A search conducted pursuant to a special condition of probation need not be made as a routine incident of the probation supervision process.   The rule is that there must be some conduct reasonably suggestive of criminal activity to trigger the search.   It can be prompted by a good-faith suspicion, arising from routine police investigative work.   Accordingly as a general rule, the police can search a probationer, who is subject to such a special condition of probation, at any time, day or night, and with or without a warrant, provided there exists a reasonable or good-faith suspicion for search, that is, the police must not merely be acting in bad faith or in an arbitrary and capricious manner (such as searching to harass probationer).9

 In the instant case, there is no evidence that the investigator or the other officers acted in bad faith or in an arbitrary and capricious manner or solely to harass Rocco.   On the contrary, the evidence establishes that the officers acted reasonably in investigating information that Rocco, who was on bail for drug offenses, was still involved in drug activity.   Under such circumstances, the investigator and other officers were fully authorized to go to Rocco's house to investigate the matter.   And once there, they certainly were justified in seizing the drugs that Rocco threw to the ground as he tried to flee from them and in then conducting the search of his house that led to the discovery of marijuana.   Since the officers' search was triggered by a good-faith suspicion which arose in the course of routine investigative work, and was not conducted merely to harass Rocco, the trial court correctly denied the motion to suppress.

Judgment affirmed.

Although I agree with much of what is said in the majority opinion, I disagree with the majority's ultimate conclusion that a warrantless search in this case was reasonable.

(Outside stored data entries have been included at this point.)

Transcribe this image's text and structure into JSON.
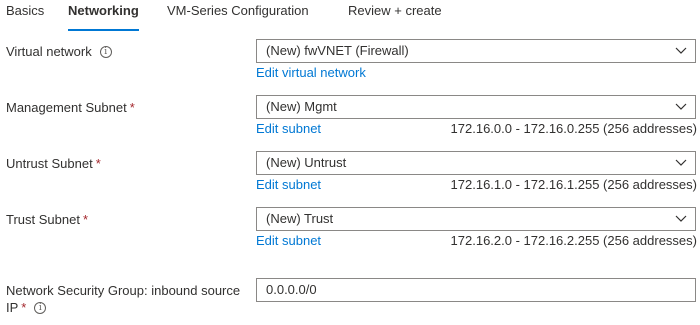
{
  "tabs": [
    {
      "label": "Basics"
    },
    {
      "label": "Networking"
    },
    {
      "label": "VM-Series Configuration"
    },
    {
      "label": "Review + create"
    }
  ],
  "active_tab": "Networking",
  "virtual_network": {
    "label": "Virtual network",
    "value": "(New) fwVNET (Firewall)",
    "link": "Edit virtual network"
  },
  "management_subnet": {
    "label": "Management Subnet",
    "required": "*",
    "value": "(New) Mgmt",
    "link": "Edit subnet",
    "address": "172.16.0.0 - 172.16.0.255 (256 addresses)"
  },
  "untrust_subnet": {
    "label": "Untrust Subnet",
    "required": "*",
    "value": "(New) Untrust",
    "link": "Edit subnet",
    "address": "172.16.1.0 - 172.16.1.255 (256 addresses)"
  },
  "trust_subnet": {
    "label": "Trust Subnet",
    "required": "*",
    "value": "(New) Trust",
    "link": "Edit subnet",
    "address": "172.16.2.0 - 172.16.2.255 (256 addresses)"
  },
  "nsg": {
    "label_line1": "Network Security Group: inbound source",
    "label_line2": "IP",
    "required": "*",
    "value": "0.0.0.0/0"
  },
  "colors": {
    "accent": "#0078d4",
    "required": "#a4262c",
    "border": "#8a8886"
  },
  "icons": {
    "info": "info-icon",
    "dropdown": "chevron-down-icon"
  }
}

I agree with the majority that conditioning grant of bail on a waiver of Fourth Amendment rights is not unreasonable where, as here, the person admitted to bail has been charged with unlawful possession of controlled substances.   I also agree that a search conducted pursuant to a waiver of Fourth Amendment rights in a bail order should be governed by the same requirements as those applicable to a search conducted pursuant to a Fourth Amendment waiver in a probationary sentence.   And I agree that a search conducted pursuant to a condition of probation must be triggered by some conduct reasonably suggestive of criminal activity.

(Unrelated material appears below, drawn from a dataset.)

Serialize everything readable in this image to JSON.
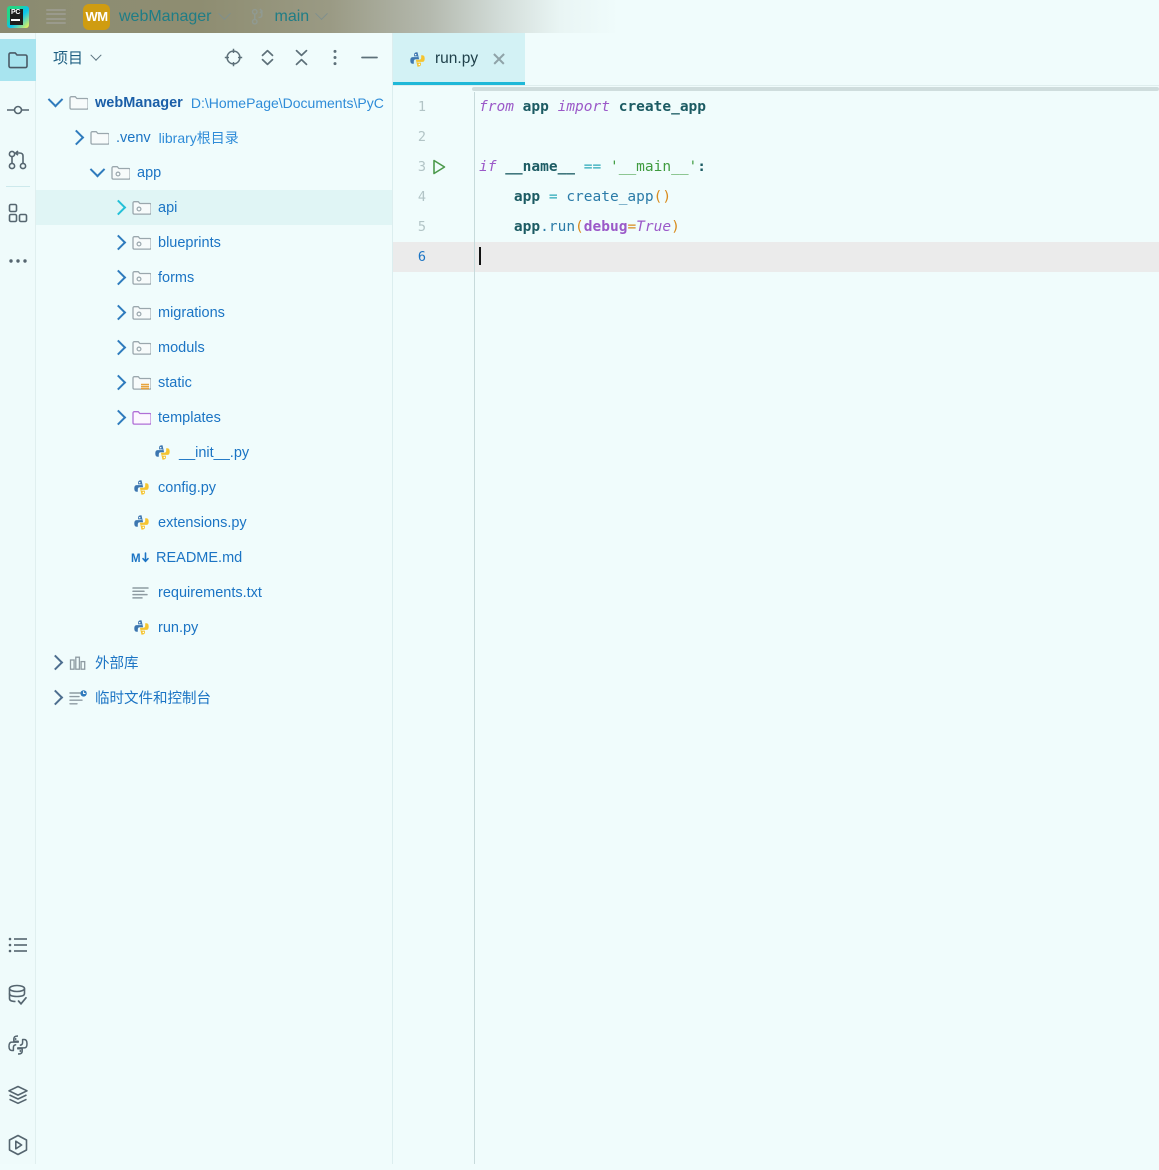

In this case, however, the police conducted a warrantless search based on nothing more than a tip from an informant of unknown reliability.   Such a tip does not create a reasonable suspicion of criminal activity unless the police are provided with details that they corroborate by observation.10  Here, the police failed to corroborate the tip.   To find the search reasonable under these circumstances opens the door to the type of arbitrary and harassing searches we purport to condemn.

I therefore respectfully dissent.


1.   (Citation and punctuation omitted.)  Miller v. State, 261 Ga.App. 618, 583 S.E.2d 481 (2003).

2.   These charged offenses, while almost identical to the later offenses for which Rocco was convicted in the instant case, are not the basis for this appeal.

3.   The Hall County Superior Court later granted Rocco's motion to suppress evidence involved in that prior case, but we reversed that ruling in State v. Rocco, 255 Ga.App. 565, 566 S.E.2d 365 (2002).

4.   United States v. Salerno, 481 U.S. 739, 107 S.Ct. 2095, 95 L.Ed.2d 697 (1987).

5.   Dudley v. State, 230 Ga.App. 339, 341, 496 S.E.2d 341 (1998).

6.   8A AmJur2d, Bail and Recognizance, § 1, p. 261 (1997).

7.   State v. Rocco, supra.

8.   See Clarke v. State, 228 Ga.App. 219, 220(1), 491 S.E.2d 450 (1997).

9.   (Citations and punctuation omitted.)  Reece v. State, 257 Ga.App. 137, 140(2), 570 S.E.2d 424 (2002).

10.   See Fox v. State, 272 Ga. 163, 166(2), 527 S.E.2d 847 (2000).

JOHNSON, Presiding Judge.

SMITH, C.J., BLACKBURN, P.J., RUFFIN, P.J., and MIKELL, J., concur. BARNES and PHIPPS, JJ., dissent.